Conflits territoriaux, rivalités au sommet, intégration régionale en panne… les six pays de la Communauté économique et monétaire de l’Afrique centrale ont bien du mal à avancer ensemble.

Publié le 29 mai 2007 Lecture : 6 minutes.

Quel est le point commun entre le pasteur toubou du Tibesti tchadien, le fonctionnaire fang de Malabo (Guinée équatoriale) et le Pygmée aka de la vallée de la Lobaye, dans le sud de la Centrafrique ? Tous sont ressortissants de la Communauté économique et monétaire de l’Afrique centrale (Cemac). Qu’ils en aient conscience ou non, tous appartiennent à un seul et même espace géographique, qui compte 37,5 millions d’habitants répartis sur 3 millions de km2. Un ensemble formé par six États regroupés pour promouvoir leurs intérêts communs. Et si leur convergence n’est pas toujours évidente, elle tient le coup, malgré tout
Lancée en 1994 et opérationnelle depuis juin 1999, la Communauté est en fait l’héritière de l’Union douanière des États de l’Afrique centrale (Udeac). Conçue comme un véritable GIE (groupement d’intérêts économiques), elle a été créée en décembre 1964 pour harmoniser les politiques économiques et monétaires du Cameroun, de la Centrafrique, du Congo, du Gabon et du Tchad, rejoints vingt ans plus tard par la Guinée équatoriale. Si l’union monétaire, garantie par la toute-puissance de la Banque des États de l’Afrique centrale (BEAC), a bien résisté au temps, les objectifs d’intégration et le poids respectif des uns et des autres ont considérablement évolué. Suffisamment en tout cas, pour nécessiter une profonde rénovation des institutions communautaires. Car au-delà des critères de convergence économique, la cohésion des six États membres relève de mécanismes autrement plus complexes que la simple stabilité du franc CFA, placé dès les indépendances sous la tutelle du Trésor français.

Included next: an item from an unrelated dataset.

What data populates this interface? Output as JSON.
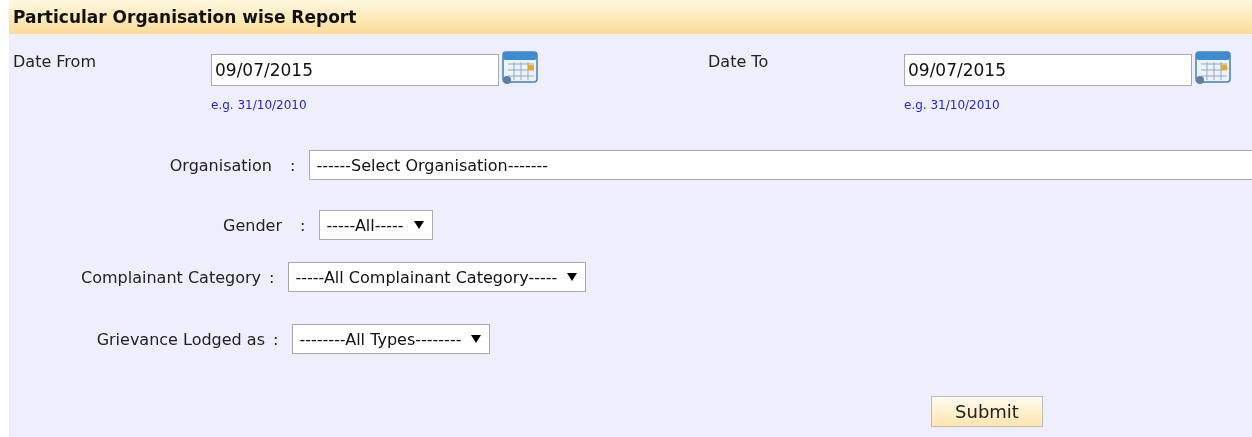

Quarante ans après le lancement de l’Udeac, dont elle est le prolongement, la Communauté est aujourd’hui une entité dont l’action ne se limite pas, loin de là, aux seuls dossiers économiques. Dans une zone passablement tourmentée par les crises politiques et militaires, elle a dû intervenir sur les dossiers les plus chauds, et prendre l’initiative dans des situations des plus mouvantes. Paradoxalement, c’est un peu « sur le tas », portée par des événements souvent inattendus, que la diplomatie communautaire a été contrainte de prendre ses marques et d’adopter des positions collégiales. Ainsi on peut dater du 3 juin 2003 l’acte fondateur de la politique étrangère de la Cemac. Ce jour-là, les chefs d’État des pays membres réunis en sommet à Libreville admettent comme l’un des leurs le général François Bozizé. Le 15 mars 2003, cet officier putschiste a ravi le pouvoir à Ange-Félix Patassé, chef d’État centrafricain élu. Le président destitué comptait bien sur ses pairs pour se remettre en selle. Mais, contre toute attente, ces derniers décideront de l’abandonner à son exil de Lomé et d’adouber son ex-chef d’état-major. Une décision qui les conduira à plaider la cause du nouvel homme fort de Bangui dans les cénacles internationaux, depuis l’Union africaine jusqu’à l’ONU, en passant par l’Union européenne et la Francophonie.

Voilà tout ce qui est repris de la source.